Vinny (as we all called him) was a regular man, unremarkable on the surface, but with an amazing story buried beneath.
He was born in Chester, Vt., where he lived and worked for most of his life. His father started a map company called The National Survey, which produced highly detailed maps that were internationally recognized for their precision and beauty.
Vinny worked for his dad’s map company until he was shipped off to fight in WWII. When the military brass realized he was a cartographer (map maker), they immediately began to utilize his talents in preparation for impending invasions.
Once in the European theater, Vinny specialized in the bombing and rebuilding of strategic bridges. It was during one of these missions that a German bomb detonated near him, killing many of the soldiers in his platoon and rendering his hearing diminished for the rest of his life.
Vinny concluded his war experience by fighting in the Battle of the Bulge and liberating prisoners at the Dachau Concentration Camp. Of the latter, he once mentioned how disturbing it was to see the prisoners at Dachau, with their emaciated frames resembling walking corpses.
When the war concluded, Vinny was asked to be the driver for one of General Patton’s top commanders because of his knowledge and skill with maps. He spent months traversing the German landscape as plans were made to rebuild the decimated country.
Upon returning to the States, Vinny assumed the leadership of his father’s business, where he remained until his retirement.
It was a decade prior to his retirement that Vinny met my mother, swooping in out of nowhere to rescue her from the difficult end of my father’s life.
Like most children who experience the addition of a new parent, I was hesitant and suspicious of this new man in my mother’s life. However, over time I came to realize that above everything, Vinny loved my mother and wanted nothing more than to make her happy and secure.

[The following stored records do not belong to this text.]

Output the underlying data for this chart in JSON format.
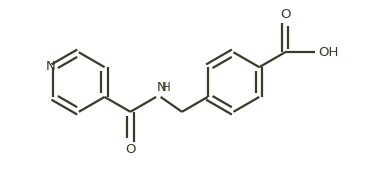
{
  "background": "#ffffff",
  "line_color": "#3a3a2a",
  "line_width": 1.6,
  "text_color": "#3a3a2a",
  "font_size": 9.5,
  "figsize": [
    3.68,
    1.77
  ],
  "dpi": 100,
  "xlim": [
    0,
    368
  ],
  "ylim": [
    0,
    177
  ]
}
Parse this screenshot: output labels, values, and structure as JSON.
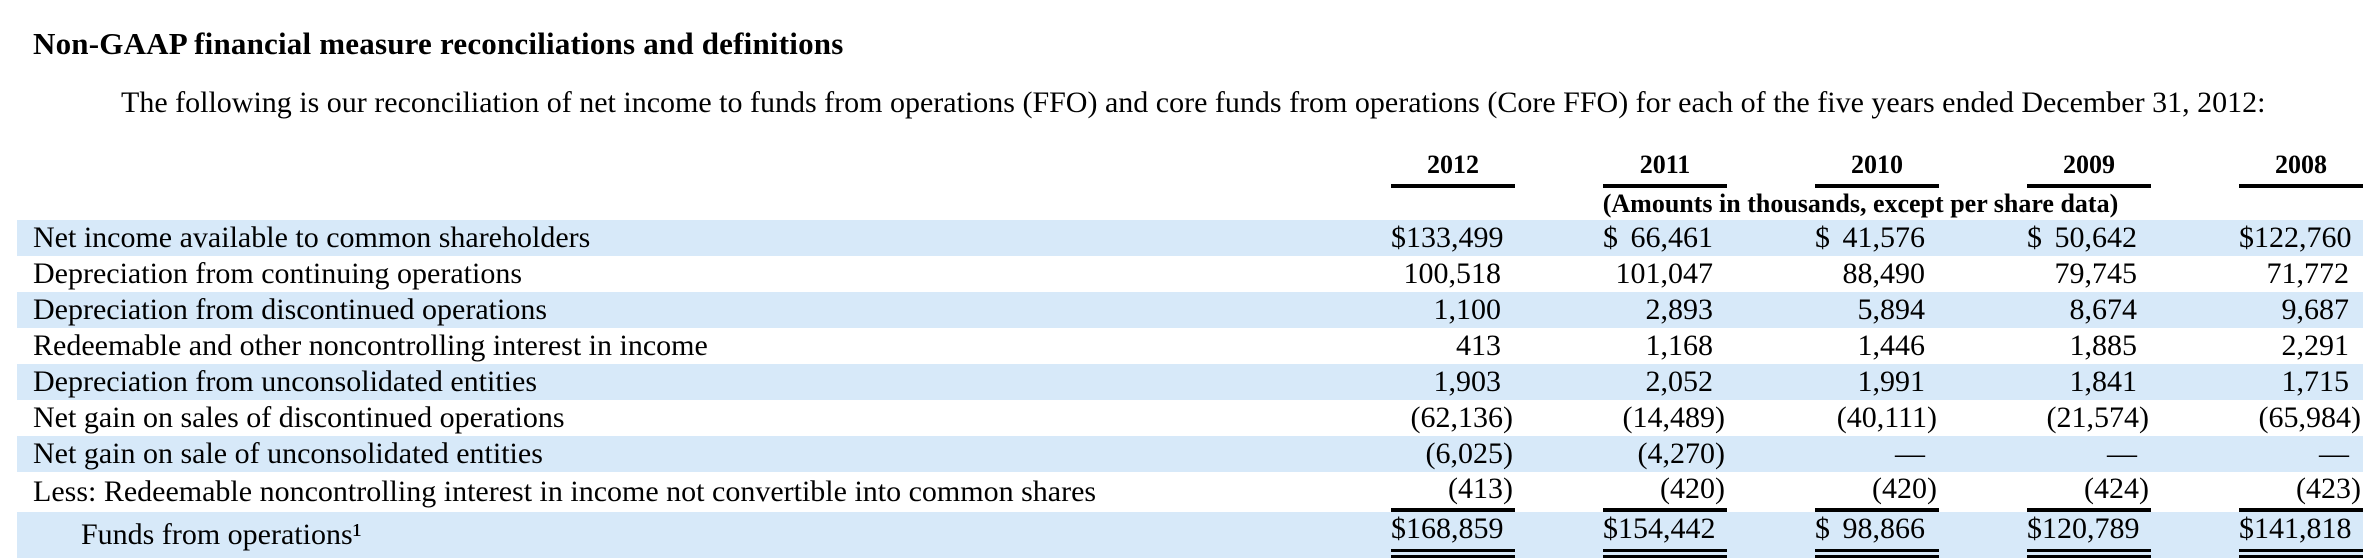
{
  "page": {
    "heading": "Non-GAAP financial measure reconciliations and definitions",
    "intro": "The following is our reconciliation of net income to funds from operations (FFO) and core funds from operations (Core FFO) for each of the five years ended December 31, 2012:"
  },
  "table": {
    "years": [
      "2012",
      "2011",
      "2010",
      "2009",
      "2008"
    ],
    "note": "(Amounts in thousands, except per share data)",
    "rows": [
      {
        "label": "Net income available to common shareholders",
        "dollar": "$",
        "values": [
          "133,499",
          "66,461",
          "41,576",
          "50,642",
          "122,760"
        ]
      },
      {
        "label": "Depreciation from continuing operations",
        "dollar": "",
        "values": [
          "100,518",
          "101,047",
          "88,490",
          "79,745",
          "71,772"
        ]
      },
      {
        "label": "Depreciation from discontinued operations",
        "dollar": "",
        "values": [
          "1,100",
          "2,893",
          "5,894",
          "8,674",
          "9,687"
        ]
      },
      {
        "label": "Redeemable and other noncontrolling interest in income",
        "dollar": "",
        "values": [
          "413",
          "1,168",
          "1,446",
          "1,885",
          "2,291"
        ]
      },
      {
        "label": "Depreciation from unconsolidated entities",
        "dollar": "",
        "values": [
          "1,903",
          "2,052",
          "1,991",
          "1,841",
          "1,715"
        ]
      },
      {
        "label": "Net gain on sales of discontinued operations",
        "dollar": "",
        "values": [
          "(62,136)",
          "(14,489)",
          "(40,111)",
          "(21,574)",
          "(65,984)"
        ]
      },
      {
        "label": "Net gain on sale of unconsolidated entities",
        "dollar": "",
        "values": [
          "(6,025)",
          "(4,270)",
          "—",
          "—",
          "—"
        ]
      },
      {
        "label": "Less: Redeemable noncontrolling interest in income not convertible into common shares",
        "dollar": "",
        "values": [
          "(413)",
          "(420)",
          "(420)",
          "(424)",
          "(423)"
        ]
      },
      {
        "label": "Funds from operations¹",
        "dollar": "$",
        "values": [
          "168,859",
          "154,442",
          "98,866",
          "120,789",
          "141,818"
        ]
      }
    ]
  },
  "colors": {
    "row_highlight": "#D7E9F9",
    "text": "#000000",
    "background": "#FFFFFF"
  }
}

Until his dying day, Vinny remained a strong and loyal man. He hunted and fished and sugared for as long as his body would allow and remained committed to watching his beloved Red Sox and Patriots grind it out on the playing fields.
But as the end closed in, Vinny worried most about one thing: was the world going to survive all the evil and chaos erupting around the globe. He had fought valiantly for freedom and did not want to see that freedom lost for coming generations.
In this week’s feature, “Tomorrowland,” we meet another man who is concerned about the future, so much so that he’s willing to time travel there to make sure it remains.
Starring George Clooney, “Tomorrowland” imagines a futuristic world full of hope, beauty, and opportunity. But this world may cease to exist unless Clooney and a young friend can find a way to alter the destructive behaviors of mankind.
This film had an epic theme but it was unfortunately diluted by a disjointed and unconvincing storyline. I really wanted to like it, but it simply fell flat.
Check this one out if science fiction is your favorite genre, otherwise put your theater dollars to better use. An unrealized “C-” for “Tomorrowland.”